Vaccinating preterm infant

Vaccinating preterm infant

Does preterm babies need to be vaccinated

Yes preterm babies must be given vaccine as per the schedule and according to the chronological age. The vaccines wont harm them as they can mount an immune response and they need protection specifically for diseases like pertussis (Whooping cough).

When should they receive their first vaccine

We don’t need to correct for prematurity and most of the vaccines can be given as per the chronological age eg if a baby was born at 30 weeks gestation the day of birth should be counted as day 0.

How safe and effective is the vaccine

Immunisation in these infants is safe and effective. Some infants may develop post-vaccination apnoea (Cessation of breathing) with or without associated drop in heart rate up to 48 hours post-immunisation. Therefore they may need to be observed in the hospital specifically in case of DPT Vaccine.

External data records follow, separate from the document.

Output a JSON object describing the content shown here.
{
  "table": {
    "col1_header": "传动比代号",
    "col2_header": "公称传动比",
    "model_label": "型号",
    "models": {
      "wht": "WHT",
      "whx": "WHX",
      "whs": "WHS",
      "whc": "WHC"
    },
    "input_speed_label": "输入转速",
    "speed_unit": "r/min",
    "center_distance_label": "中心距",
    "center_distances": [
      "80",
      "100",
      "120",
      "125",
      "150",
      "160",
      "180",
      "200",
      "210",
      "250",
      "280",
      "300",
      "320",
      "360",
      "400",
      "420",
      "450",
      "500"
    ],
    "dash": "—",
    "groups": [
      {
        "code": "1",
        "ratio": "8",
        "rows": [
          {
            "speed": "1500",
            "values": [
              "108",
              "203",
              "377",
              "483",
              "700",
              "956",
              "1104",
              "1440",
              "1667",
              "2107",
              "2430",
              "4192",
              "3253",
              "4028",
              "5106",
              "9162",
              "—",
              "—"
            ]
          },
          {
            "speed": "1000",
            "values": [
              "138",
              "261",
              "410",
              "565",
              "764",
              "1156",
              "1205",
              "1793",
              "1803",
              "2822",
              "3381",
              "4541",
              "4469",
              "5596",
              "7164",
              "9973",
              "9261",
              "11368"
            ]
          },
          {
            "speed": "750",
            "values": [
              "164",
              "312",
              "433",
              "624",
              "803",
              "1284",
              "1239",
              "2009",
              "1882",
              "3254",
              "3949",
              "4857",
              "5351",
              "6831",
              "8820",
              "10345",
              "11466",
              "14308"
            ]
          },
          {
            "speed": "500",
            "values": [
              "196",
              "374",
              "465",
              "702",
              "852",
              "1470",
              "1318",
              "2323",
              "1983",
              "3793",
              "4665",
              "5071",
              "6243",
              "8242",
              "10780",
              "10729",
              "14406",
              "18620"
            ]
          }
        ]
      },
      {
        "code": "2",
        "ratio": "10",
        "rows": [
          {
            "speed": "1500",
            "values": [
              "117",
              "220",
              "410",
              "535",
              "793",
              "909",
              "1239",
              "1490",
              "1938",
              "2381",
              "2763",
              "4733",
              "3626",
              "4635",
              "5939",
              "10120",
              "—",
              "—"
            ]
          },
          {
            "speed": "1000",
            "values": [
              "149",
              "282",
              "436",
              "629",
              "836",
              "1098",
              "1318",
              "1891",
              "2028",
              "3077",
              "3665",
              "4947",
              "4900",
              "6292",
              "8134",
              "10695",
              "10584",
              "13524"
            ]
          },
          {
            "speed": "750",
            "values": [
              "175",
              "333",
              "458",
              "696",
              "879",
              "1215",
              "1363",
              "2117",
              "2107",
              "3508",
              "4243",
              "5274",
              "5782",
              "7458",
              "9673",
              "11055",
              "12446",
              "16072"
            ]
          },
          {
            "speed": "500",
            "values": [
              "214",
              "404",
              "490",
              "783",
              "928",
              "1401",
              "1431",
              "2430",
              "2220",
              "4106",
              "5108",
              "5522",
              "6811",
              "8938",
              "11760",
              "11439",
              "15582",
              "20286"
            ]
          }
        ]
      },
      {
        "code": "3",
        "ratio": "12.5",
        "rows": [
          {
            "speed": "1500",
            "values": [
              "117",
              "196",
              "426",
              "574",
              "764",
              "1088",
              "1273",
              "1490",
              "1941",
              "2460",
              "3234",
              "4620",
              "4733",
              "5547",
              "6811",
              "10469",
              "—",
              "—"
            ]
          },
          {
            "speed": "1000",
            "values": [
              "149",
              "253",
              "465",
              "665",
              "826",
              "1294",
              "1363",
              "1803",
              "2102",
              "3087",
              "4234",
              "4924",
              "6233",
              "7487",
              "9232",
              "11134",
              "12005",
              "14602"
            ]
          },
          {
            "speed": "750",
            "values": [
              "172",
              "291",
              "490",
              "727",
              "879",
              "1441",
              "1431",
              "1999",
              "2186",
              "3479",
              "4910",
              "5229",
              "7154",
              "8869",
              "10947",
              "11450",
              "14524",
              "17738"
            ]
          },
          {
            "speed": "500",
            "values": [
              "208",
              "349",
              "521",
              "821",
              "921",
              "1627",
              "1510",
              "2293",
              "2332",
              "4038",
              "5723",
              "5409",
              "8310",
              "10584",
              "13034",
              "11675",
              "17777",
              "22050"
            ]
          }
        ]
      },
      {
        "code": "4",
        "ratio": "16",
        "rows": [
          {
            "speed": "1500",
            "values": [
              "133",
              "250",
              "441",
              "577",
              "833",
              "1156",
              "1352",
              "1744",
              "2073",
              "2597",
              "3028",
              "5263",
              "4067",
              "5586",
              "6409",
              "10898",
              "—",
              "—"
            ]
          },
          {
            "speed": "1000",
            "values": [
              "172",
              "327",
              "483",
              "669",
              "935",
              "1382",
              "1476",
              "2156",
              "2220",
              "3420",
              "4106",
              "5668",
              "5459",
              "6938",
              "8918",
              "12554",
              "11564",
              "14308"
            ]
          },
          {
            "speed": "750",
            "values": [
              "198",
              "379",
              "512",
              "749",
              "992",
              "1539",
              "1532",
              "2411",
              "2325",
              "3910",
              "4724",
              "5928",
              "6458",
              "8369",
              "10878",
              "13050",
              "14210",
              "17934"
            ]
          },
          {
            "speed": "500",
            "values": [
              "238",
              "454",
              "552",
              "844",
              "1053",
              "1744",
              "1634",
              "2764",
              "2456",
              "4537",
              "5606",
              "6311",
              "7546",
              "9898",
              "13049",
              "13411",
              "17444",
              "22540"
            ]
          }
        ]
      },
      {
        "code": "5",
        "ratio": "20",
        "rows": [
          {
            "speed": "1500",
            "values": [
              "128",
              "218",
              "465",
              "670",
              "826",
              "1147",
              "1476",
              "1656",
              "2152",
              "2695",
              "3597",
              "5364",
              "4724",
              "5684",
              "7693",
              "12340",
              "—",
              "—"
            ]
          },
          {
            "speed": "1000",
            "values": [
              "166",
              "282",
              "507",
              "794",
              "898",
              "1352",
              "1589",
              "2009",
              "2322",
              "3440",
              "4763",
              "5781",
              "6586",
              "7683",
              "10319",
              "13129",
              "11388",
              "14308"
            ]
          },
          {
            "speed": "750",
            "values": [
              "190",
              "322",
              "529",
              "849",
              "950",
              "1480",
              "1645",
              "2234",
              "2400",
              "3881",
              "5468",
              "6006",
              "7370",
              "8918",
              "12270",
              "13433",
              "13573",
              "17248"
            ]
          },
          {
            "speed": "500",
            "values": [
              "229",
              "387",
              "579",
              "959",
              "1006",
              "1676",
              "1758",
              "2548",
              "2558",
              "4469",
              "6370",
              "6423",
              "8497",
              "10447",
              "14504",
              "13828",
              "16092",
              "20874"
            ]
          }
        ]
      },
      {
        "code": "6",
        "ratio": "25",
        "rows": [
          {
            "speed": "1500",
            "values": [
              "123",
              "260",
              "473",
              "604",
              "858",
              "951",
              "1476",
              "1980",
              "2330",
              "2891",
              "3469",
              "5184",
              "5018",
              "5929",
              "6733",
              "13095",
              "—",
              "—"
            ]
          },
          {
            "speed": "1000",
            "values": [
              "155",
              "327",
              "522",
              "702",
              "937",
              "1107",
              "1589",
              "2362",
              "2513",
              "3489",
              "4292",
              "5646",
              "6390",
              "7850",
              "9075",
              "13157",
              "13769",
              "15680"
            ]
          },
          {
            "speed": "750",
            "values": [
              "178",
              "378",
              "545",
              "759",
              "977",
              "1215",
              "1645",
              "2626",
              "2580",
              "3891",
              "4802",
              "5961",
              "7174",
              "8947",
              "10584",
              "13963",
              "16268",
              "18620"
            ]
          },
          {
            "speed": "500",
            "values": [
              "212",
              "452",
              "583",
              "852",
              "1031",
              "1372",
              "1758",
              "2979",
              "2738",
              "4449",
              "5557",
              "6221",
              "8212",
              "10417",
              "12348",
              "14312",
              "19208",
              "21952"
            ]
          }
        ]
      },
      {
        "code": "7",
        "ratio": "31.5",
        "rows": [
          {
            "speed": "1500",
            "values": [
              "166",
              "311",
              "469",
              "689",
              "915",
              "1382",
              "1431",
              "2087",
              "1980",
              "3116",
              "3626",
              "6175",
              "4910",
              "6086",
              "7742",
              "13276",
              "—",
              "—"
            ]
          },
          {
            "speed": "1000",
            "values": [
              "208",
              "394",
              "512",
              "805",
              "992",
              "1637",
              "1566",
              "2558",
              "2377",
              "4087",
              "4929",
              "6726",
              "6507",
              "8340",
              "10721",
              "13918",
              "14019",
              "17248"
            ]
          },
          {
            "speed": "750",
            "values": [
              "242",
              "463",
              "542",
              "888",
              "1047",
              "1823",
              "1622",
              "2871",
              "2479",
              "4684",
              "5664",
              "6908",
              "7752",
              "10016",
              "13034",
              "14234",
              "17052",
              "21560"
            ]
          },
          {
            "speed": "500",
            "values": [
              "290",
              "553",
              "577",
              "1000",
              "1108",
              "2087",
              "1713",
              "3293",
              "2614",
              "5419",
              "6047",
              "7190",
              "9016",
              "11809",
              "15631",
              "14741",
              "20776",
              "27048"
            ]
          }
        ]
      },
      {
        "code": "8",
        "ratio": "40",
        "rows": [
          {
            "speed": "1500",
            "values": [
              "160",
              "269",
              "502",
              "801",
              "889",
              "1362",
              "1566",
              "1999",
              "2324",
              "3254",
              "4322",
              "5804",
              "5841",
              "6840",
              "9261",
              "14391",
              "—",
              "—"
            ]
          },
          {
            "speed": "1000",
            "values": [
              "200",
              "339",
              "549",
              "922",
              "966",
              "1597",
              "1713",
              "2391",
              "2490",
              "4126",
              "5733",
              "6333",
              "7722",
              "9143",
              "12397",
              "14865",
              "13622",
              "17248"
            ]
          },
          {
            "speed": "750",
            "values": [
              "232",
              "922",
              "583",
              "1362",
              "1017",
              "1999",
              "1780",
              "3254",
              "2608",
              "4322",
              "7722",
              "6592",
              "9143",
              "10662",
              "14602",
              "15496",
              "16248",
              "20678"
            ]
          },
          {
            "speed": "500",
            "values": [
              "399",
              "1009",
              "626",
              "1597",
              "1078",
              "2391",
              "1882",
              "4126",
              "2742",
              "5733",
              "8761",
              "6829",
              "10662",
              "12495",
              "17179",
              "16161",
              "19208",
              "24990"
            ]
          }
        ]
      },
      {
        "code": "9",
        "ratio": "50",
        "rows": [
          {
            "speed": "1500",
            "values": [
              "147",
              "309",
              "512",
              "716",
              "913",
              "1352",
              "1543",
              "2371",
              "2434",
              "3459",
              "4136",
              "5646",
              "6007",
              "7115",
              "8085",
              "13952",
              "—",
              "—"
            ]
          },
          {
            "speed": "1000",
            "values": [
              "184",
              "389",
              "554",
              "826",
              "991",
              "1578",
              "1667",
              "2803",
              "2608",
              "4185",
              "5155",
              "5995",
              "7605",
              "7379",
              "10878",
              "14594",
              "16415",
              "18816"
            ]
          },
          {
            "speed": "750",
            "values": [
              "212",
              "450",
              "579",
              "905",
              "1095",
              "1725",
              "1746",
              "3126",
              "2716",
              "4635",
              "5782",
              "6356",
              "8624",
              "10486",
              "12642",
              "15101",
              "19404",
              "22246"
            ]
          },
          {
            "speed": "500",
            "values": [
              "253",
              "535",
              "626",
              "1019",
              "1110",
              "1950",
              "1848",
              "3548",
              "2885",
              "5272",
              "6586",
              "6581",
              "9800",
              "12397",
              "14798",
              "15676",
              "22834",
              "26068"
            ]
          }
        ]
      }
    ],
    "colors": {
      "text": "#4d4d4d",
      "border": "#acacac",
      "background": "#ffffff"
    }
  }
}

Are there any modifications from the routine Schedule in the case of preterm baby

BCG vaccine should be given at 34- 35 weeks gestation as the immune response is better. Babies <2 kg may need an additional dose of Hepatitis B vaccine. The schedule may vary in individual cases.

In mothers with an unknown HBsAg positivity status at delivery, the birth dose of hepatitis B vaccine is administered within 24 hours of birth, and HBIG is administered as soon as possible if the mother tests positive, ideally within 72 hours of delivery [2,18].

In the case of preterm babies of HBsAg positive mothers, the birth dose is indicated even if the baby weighs less than 2 kilograms, but should be followed by a further three doses starting at six weeks of age [21,22]. This is due to the reduced immunogenicity of hepatitis B vaccine in preterms weighing <2 kilograms in the first month of life [23].

The immunogenicity of hepatitis B vaccine is suboptimal in conditions associated with immuno-suppression, including advanced HIV infection, and is influenced by the viral load, CD4 count, age, duration of HAART and the presence of AIDS defining conditions [18]. Hence, early administration of the hepatitis B vaccine starting at birth is imperative, since immunosuppression increases over time [18].

Interruption of the vaccine series does not warrant revaccination, but rather completion of the missed dose as early as possible with a minimum interval of four weeks between two doses [24].

Women who are HBsAg negative in pregnancy, but who are at high risk of acquiring hepatitis B infection, including those with a history of multiple sexual partners or of drug abuse, should receive hepatitis B vaccine [24].